Consumer confidence in the UK’s general economic situation has improved in January, up three points on this time last year to -26, new figures released today reveal.
According to the GfK/NOP Consumer Confidence Index, consumer appetite for making major purchases also grew over January, as the index showed a four point improvement to -22, its second highest level in over two years.
Such positive results are in line with the CBI’s findings earlier this month that UK retail sales beat expectations, noted analyst firm Capital Economics though it warned that last week’s disappointing GDP numbers left sentiment fragile.
Capital Economics’ UK Economist Martin Beck said: “Talk of a “triple-dip” recession following last week’s disappointing GDP numbers means sentiment could start to approach the lows seen in recent years.
“Just as confidence appeared to react positively to news in October last year that the economy had grown in the third quarter, it may fall back following Q4’s bad news.
“And, given the poor starting point, if fears of a “triple-dip” materialise, it would not be surprising if confidence approached the depths reached in the 2008/09 recession.”
GfK/NOP’s index also revealed that consumer confidence in personal finances has taken a hit post-Christmas with the index measuring changes in personal finances during the last 12 months decreasing two points on the same period last year.
The forecast for the coming 12 months has remained the same this month at -7, two points higher than this time last year though Nick Moon, Managing Director of Social Research at GfK, said that despite “a definite note of optimism”, the figures may be cause for concern.
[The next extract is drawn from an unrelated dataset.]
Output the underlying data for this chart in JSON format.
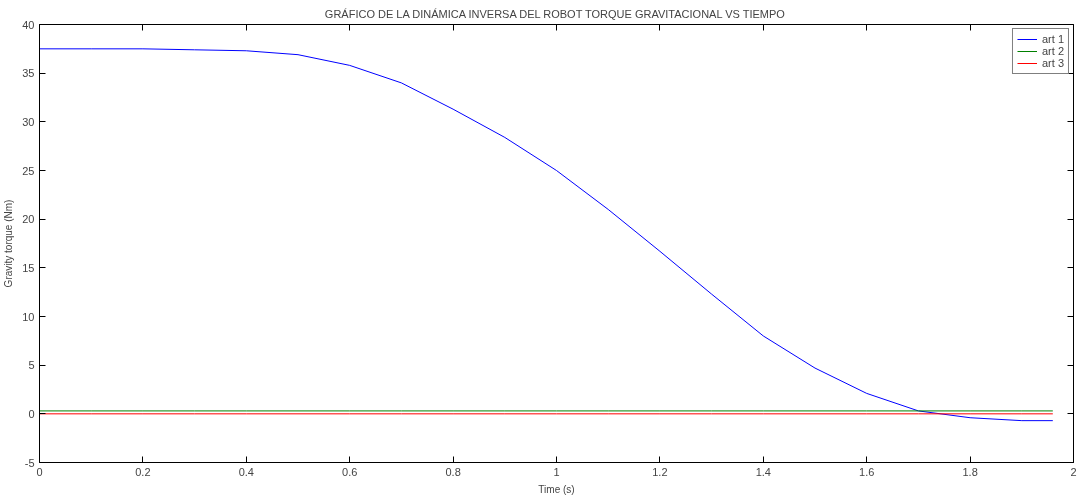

Moon commented: “It’s worth noting that people’s views of their own financial situation aren’t as optimistic… and this suggests it is too soon to say if more positive views on the general economy mark the start of sustained rise in the Index.
“Indeed, the continuing gloom from the high street and the talk of triple-dip recession makes that seem somewhat unlikely, but a rise in two months out of the last three is an encouraging sign.”